Baltasar Garzón Ideas Propias.

El sentimiento de tristeza que produce el padecimiento de alguien, que impulsa a aliviar su dolor, a remediarlo o a evitarlo, se denomina compasión. Hay otra emoción que es la que lleva a interesarse por los demás y desear ayudarles, sobre todo si están muy necesitados. Se llama caridad. Ocurre que, en ocasiones, la caridad se mercantiliza y se convierte en moneda de cambio para conseguir bienes mayores, como la salvación en el caso de determinadas religiones o una repercusión en la imagen personal. Por supuesto, hay muchas personas verdaderamente caritativas que sostienen a gran número de ciudadanos en situación precaria y que hacen realidad aquel mandato bíblico que reza: "No dejes que tu mano izquierda sepa lo que hace la derecha". Se trata de no jactarse de las buenas obras ni enrostrárselas a nadie en búsqueda de favores. La verdadera caridad no espera recompensa, pues precisamente proviene de la compasión. Estos son, entonces, dos elementos genuinos de lo mejor del ser humano, la caridad, en el puro significado de amor, y la compasión, que proviene de la empatía.
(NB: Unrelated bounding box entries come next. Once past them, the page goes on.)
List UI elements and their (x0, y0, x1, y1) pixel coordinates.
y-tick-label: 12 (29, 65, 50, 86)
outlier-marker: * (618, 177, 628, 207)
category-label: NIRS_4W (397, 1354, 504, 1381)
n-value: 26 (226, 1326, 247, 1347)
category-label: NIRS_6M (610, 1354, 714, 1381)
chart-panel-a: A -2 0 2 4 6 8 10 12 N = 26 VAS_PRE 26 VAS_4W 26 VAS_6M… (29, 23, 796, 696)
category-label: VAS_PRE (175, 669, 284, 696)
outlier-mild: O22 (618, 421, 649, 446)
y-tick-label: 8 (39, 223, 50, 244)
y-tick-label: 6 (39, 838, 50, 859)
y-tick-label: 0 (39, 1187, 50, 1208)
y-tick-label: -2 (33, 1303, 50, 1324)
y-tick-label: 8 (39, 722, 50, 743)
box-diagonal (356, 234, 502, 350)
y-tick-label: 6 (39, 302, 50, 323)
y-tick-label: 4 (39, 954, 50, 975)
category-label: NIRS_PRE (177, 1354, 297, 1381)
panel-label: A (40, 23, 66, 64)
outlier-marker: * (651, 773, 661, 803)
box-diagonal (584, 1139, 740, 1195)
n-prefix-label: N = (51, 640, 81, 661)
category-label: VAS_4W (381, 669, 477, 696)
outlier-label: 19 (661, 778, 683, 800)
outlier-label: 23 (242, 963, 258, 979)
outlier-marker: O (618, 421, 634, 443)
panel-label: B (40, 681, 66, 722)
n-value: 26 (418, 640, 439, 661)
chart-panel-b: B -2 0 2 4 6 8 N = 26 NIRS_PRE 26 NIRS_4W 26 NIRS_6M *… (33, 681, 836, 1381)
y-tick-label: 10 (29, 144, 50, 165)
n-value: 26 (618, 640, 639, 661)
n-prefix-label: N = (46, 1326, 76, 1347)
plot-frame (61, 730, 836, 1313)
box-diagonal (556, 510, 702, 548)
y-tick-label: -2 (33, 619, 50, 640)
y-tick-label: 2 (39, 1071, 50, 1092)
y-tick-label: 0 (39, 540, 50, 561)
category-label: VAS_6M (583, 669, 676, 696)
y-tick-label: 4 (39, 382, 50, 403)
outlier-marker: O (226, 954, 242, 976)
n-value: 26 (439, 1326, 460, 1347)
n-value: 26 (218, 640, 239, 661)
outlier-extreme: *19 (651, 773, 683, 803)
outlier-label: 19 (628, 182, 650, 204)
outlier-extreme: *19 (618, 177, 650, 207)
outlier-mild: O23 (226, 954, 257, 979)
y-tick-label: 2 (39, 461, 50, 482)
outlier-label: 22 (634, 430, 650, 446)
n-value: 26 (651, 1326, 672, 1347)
Basta con mirar a nuestro alrededor para darnos cuenta que de compasión estamos muy necesitados en la sociedad actual, en la española y en la internacional. Sin esta emoción que lleva a que nos pongamos en la piel del otro (mi patria es el otro) no sería posible la solidaridad, y la justicia se convertiría en una cáscara de nuez vacía, ya que la aplicación elemental del Derecho, sin alma, convierte en un mero tecnicismo la acción de los jueces, un simple enumerado de artículos y normas deslavazadas, interpretadas según el sesgo ideológico de unos u otros, y aplicadas atendiendo más a la oportunidad que al bien general de la ciudadanía.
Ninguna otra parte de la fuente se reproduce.